Terzo articolo di avvicinamento ai 40 anni della Riforma del 1981 tramite il racconto in prima persona di un ex poliziotto

Orlando Botti

Anni 1968/69. Durante tutti i servizi di ordine pubblico si stazionava sui mezzi, pronti ad intervenire, per ore e ore, ragion per cui avevo escogitato una semplice soluzione per far passare il tempo e sfruttare quegli intervalli: mi facevo accompagnare dai miei scrittori preferiti, come Kafka, Hemingway, Steinbeck, Camus, ma anche Pavese, Fenoglio, Sciascia.
Spesso si rientrava in caserma stanchi ed esausti per le ore trascorse sulla strada, a volte senza senso, in quanto non si veniva impiegati o si restava chiusi nei tigrotti. Comunque, prevaleva sempre la sottoposizione agli ordini, anche errati talvolta, ma non si poteva protestare appunto perché militari.
La messa domenicale era obbligatoria; anche se la mensa non era gradita bisognava far finta di niente. Altresì vigeva l’obbligo, a cui non ci si poteva sottrarre, di abbonarsi annualmente a Polizia Moderna, rivista editata direttamente dall’Amministrazione.
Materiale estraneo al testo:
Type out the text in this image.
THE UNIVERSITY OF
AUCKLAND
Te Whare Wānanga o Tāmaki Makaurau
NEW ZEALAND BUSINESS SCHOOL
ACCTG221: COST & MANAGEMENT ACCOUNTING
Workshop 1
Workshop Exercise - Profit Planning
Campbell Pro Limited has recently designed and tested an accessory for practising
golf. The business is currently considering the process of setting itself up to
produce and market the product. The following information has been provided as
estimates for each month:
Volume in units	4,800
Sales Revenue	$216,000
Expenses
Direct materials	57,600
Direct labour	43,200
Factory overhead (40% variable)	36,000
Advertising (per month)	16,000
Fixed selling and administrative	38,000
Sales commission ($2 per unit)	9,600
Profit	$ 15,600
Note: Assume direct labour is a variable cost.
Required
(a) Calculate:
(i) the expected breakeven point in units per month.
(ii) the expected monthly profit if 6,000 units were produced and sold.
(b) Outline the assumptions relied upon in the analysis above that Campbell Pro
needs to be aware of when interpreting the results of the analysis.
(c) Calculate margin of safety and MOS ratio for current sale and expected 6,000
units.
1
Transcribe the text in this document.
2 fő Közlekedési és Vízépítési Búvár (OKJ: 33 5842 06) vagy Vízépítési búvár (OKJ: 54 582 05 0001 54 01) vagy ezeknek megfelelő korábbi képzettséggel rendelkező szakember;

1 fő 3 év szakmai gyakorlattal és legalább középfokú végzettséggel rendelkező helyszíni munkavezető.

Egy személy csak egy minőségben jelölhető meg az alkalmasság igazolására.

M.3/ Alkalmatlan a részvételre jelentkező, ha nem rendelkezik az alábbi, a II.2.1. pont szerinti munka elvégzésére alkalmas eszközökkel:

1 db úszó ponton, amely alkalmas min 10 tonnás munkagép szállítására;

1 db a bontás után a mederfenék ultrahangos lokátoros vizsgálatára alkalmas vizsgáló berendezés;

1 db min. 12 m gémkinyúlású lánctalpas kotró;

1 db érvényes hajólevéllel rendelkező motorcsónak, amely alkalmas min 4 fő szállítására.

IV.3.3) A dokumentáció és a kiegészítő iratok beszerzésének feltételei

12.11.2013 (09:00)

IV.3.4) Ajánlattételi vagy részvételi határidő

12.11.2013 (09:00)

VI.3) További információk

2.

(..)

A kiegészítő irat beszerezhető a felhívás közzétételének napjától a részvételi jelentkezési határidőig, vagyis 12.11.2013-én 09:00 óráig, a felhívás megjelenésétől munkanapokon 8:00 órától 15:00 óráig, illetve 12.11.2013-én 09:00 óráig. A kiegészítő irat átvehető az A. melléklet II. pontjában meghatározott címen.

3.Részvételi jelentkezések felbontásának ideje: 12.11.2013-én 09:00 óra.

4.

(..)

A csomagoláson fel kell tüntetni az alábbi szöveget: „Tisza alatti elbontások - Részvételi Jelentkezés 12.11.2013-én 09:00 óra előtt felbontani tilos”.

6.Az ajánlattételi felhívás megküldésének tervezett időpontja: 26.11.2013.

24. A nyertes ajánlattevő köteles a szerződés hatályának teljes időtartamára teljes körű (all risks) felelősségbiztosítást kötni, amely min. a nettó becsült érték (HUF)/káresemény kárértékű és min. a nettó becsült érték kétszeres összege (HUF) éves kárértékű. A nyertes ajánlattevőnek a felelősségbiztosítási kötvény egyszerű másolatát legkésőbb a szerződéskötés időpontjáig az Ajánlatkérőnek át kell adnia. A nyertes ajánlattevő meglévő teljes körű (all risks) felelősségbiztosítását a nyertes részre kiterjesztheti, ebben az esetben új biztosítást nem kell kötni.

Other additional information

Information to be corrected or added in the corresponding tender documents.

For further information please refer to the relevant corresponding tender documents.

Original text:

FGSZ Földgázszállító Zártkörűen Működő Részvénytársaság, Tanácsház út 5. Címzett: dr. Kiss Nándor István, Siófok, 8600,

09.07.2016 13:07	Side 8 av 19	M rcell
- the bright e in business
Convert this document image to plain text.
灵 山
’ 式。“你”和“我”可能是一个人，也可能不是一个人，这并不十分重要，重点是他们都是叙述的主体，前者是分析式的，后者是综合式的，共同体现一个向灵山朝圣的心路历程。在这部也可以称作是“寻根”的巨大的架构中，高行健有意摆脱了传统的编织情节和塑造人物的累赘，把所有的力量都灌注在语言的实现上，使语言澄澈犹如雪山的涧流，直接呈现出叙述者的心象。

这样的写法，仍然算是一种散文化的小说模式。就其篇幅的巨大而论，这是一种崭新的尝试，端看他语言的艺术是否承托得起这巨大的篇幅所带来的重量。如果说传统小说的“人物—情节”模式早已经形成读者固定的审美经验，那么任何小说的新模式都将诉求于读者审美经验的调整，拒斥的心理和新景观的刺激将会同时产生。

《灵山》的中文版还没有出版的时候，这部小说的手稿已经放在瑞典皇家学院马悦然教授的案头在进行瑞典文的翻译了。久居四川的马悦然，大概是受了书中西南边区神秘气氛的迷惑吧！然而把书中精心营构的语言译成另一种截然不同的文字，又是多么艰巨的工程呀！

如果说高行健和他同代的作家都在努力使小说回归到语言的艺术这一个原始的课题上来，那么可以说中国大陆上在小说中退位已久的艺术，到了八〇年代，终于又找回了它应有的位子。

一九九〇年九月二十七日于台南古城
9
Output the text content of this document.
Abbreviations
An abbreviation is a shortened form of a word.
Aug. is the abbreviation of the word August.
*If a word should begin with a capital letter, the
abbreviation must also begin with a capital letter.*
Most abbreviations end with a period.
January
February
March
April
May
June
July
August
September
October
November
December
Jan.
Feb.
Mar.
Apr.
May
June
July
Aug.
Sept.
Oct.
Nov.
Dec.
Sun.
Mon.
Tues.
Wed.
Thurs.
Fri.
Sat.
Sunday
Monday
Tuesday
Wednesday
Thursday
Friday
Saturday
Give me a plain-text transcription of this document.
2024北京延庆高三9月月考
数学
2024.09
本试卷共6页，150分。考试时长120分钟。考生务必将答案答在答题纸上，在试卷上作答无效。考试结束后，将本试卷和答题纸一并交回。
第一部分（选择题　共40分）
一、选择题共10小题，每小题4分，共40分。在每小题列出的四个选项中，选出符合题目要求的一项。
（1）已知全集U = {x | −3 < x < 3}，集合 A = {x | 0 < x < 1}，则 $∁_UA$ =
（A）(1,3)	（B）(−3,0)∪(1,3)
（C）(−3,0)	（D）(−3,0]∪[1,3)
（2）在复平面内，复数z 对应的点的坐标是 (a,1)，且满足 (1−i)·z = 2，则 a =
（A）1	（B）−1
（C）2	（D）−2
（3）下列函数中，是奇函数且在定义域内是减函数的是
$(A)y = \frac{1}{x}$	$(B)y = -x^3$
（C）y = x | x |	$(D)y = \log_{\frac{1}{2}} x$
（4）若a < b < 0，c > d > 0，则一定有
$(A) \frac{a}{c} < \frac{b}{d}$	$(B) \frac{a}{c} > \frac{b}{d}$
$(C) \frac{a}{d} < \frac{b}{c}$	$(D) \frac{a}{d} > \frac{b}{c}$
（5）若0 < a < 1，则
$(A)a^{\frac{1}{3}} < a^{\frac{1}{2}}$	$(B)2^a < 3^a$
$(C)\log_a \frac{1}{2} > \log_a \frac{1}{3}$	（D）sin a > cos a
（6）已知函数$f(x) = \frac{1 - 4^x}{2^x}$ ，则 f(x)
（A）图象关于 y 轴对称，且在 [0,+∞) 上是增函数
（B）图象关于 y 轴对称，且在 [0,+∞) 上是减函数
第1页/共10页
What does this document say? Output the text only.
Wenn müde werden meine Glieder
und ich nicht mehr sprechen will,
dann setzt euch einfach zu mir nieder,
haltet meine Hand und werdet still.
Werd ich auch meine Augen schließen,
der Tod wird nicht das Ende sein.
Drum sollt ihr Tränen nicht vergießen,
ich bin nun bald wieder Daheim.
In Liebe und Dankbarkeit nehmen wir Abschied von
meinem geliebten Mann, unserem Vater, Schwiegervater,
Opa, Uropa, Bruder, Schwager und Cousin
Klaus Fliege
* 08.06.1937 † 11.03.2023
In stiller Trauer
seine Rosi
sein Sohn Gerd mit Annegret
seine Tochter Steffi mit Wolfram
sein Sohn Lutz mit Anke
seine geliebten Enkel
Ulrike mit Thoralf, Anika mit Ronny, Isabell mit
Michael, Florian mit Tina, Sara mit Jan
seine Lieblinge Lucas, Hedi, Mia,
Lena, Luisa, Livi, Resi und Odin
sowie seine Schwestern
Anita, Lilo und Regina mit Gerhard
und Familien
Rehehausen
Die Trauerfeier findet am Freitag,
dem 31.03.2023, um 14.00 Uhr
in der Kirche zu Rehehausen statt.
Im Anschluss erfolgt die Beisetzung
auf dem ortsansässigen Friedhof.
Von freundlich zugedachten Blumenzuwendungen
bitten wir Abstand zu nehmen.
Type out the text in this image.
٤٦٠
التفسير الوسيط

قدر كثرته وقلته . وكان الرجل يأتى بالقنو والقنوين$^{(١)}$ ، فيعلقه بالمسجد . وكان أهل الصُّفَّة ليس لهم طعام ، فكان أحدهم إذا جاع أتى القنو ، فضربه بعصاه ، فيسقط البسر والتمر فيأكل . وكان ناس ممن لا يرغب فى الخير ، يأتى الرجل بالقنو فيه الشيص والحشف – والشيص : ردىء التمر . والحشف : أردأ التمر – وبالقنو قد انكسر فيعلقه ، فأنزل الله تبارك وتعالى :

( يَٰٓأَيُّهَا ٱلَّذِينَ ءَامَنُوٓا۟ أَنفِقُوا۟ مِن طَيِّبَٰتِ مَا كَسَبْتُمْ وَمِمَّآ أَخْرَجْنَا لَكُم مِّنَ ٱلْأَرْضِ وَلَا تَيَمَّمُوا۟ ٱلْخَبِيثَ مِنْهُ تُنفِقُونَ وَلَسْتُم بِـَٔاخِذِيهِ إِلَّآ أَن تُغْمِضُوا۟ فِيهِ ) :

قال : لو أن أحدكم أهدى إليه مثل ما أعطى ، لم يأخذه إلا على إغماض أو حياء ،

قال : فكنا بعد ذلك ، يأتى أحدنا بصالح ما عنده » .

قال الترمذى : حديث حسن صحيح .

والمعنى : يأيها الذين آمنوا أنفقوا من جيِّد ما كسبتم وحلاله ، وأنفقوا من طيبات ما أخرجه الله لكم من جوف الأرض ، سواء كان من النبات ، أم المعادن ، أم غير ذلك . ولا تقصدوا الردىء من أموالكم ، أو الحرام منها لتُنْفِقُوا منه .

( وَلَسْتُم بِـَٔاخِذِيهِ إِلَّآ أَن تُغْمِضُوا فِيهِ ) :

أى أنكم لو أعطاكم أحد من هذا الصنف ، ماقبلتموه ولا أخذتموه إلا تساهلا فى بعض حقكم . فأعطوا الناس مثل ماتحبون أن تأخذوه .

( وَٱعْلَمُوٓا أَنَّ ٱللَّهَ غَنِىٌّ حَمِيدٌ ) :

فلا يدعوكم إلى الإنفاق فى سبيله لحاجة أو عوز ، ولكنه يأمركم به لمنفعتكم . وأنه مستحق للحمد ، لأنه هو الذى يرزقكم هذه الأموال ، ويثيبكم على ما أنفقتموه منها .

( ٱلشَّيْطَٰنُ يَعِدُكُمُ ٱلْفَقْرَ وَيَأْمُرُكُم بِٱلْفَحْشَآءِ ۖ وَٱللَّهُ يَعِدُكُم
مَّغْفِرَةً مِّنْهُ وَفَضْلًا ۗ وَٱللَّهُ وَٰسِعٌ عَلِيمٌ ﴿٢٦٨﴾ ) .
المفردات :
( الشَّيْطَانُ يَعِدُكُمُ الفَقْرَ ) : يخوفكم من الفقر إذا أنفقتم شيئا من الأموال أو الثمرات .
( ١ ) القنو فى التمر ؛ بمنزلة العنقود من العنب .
Il mio primo vagito di contrasto verso dette costrizioni ha avuto inizio quando, rientrando da una libera uscita in caserma, con sotto il braccio il quotidiano Paese Sera, venivo aspramente redarguito dal maresciallo, in quanto stavo leggendo un giornale “comunista ed eversivo”.
Questa molla scattava soprattutto in quanto giorni addietro quello stesso quotidiano aveva pubblicato un inserto di quattro pagine ove veniva ricordato l’episodio accaduto il 2 dicembre 1968 ad Avola, ove la polizia aveva incautamente sparato tra i manifestanti, causando la morte di due contadini e molti feriti, per sgomberare un posto di blocco stradale seguito ad un acceso sciopero. Quello che mi aveva colpito ulteriormente era il fatto che erano stati raccolti 400 bossoli sparati da vari armamenti della Polizia.
Il 19 aprile 1969 un episodio analogo avveniva a Battipaglia, con altre due persone uccise. L’articolo richiamava un ulteriore fatto di sangue, gravissimo, che era accaduto in quel di Reggio Emilia nel luglio del 1960, ove la Polizia aveva ucciso cinque operai nel corso di una manifestazione sindacale.
Quello che non riuscivo a capire era perché erano state usate delle armi invece che i manganelli di ordinanza, e se il loro utilizzo fosse il frutto di determinate circostanze, ma soprattutto perché erano stati colpiti cittadini che manifestavano secondo i loro diritti, sanciti dalla nostra stessa Costituzione, legge suprema dello Stato.